SummaryAutism spectrum disorder (ASD) is a heritable, common neurodevelopmental disorder with diverse genetic causes. Several studies have implicated protein synthesis as one among several of its potential convergent mechanisms. We originally identified Janus kinase and microtubule-interacting protein 1 (JAKMIP1) as differentially expressed in patients with distinct syndromic forms of ASD, fragile X syndrome, and 15q duplication syndrome.
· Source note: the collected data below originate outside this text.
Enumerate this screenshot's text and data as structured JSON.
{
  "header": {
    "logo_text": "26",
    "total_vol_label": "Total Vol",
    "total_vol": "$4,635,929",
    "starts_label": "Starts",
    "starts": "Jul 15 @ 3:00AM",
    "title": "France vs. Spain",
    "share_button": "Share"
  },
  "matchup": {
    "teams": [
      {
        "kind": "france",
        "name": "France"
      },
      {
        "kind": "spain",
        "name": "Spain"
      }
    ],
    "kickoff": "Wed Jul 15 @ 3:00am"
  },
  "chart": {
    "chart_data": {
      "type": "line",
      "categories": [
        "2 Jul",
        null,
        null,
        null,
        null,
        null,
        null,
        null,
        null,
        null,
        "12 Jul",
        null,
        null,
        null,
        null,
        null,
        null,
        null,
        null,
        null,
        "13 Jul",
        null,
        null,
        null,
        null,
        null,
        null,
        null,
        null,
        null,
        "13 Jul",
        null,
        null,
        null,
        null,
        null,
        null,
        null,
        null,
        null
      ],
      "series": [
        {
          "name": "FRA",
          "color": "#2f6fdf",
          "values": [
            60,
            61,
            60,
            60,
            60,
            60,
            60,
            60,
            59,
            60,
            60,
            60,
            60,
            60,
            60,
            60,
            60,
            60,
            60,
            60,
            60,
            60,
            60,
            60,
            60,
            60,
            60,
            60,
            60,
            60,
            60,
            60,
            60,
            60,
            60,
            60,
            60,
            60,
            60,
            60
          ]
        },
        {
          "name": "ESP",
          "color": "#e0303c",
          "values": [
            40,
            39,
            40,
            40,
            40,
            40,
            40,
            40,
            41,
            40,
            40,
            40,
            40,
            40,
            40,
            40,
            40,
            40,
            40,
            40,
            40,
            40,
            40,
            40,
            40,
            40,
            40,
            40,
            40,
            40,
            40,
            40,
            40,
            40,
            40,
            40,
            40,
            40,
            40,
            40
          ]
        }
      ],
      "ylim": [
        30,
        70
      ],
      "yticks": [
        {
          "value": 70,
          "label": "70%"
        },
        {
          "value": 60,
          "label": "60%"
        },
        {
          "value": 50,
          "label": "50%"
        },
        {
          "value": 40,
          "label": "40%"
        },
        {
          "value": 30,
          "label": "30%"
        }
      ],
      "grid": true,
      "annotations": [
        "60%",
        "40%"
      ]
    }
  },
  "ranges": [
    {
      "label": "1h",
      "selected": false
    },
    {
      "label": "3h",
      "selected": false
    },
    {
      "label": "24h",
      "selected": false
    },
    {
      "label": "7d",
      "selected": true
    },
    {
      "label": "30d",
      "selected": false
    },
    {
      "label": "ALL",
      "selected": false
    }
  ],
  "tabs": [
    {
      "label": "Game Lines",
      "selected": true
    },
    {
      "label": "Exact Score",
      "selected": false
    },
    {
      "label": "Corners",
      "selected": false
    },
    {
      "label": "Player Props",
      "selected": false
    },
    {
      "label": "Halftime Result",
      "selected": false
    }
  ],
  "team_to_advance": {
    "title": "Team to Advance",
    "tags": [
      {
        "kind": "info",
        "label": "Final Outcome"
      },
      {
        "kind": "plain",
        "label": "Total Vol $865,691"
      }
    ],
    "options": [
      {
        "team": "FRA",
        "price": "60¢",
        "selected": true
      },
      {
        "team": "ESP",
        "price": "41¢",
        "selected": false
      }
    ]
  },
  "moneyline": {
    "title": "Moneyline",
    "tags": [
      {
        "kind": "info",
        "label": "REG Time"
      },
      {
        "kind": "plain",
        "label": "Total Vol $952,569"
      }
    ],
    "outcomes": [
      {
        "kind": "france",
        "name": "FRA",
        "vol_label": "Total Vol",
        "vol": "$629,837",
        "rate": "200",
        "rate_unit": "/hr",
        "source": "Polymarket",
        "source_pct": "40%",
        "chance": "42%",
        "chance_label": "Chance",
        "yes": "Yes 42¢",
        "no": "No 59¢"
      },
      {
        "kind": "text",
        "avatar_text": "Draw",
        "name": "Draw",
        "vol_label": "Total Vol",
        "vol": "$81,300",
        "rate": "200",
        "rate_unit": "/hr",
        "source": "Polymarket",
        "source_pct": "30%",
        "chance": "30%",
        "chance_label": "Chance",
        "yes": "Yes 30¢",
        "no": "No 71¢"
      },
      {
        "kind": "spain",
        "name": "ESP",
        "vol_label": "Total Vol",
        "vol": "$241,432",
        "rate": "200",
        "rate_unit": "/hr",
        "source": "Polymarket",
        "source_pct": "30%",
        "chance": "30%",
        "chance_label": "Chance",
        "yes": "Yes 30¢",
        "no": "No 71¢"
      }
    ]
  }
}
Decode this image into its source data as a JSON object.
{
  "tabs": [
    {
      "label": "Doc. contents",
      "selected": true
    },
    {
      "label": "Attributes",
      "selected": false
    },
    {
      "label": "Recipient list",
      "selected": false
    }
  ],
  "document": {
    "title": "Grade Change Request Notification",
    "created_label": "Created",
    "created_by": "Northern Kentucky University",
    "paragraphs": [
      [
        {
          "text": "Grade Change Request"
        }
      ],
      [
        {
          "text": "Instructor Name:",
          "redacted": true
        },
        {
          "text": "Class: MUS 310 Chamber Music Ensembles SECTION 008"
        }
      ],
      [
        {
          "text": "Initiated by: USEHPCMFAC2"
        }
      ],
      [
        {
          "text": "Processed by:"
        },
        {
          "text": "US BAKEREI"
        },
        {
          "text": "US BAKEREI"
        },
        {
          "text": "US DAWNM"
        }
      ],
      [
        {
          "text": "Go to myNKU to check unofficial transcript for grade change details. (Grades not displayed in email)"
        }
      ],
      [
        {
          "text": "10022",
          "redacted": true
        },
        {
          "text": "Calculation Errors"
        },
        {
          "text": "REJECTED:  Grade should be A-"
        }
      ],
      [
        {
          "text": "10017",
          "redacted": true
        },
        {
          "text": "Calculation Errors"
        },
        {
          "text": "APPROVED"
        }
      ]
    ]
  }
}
Here, we provide multiple lines of evidence that JAKMIP1 is a component of polyribosomes and an RNP translational regulatory complex that includes fragile X mental retardation protein, DEAD box helicase 5, and the poly(A) binding protein cytoplasmic 1. JAKMIP1 loss dysregulates neuronal translation during synaptic development, affecting glutamatergic NMDAR signaling, and results in social deficits, stereotyped activity, abnormal postnatal vocalizations, and other autistic-like behaviors in the mouse. These findings define an important and novel role for JAKMIP1 in neural development and further highlight pathways regulating mRNA translation during synaptogenesis in the genesis of neurodevelopmental disorders.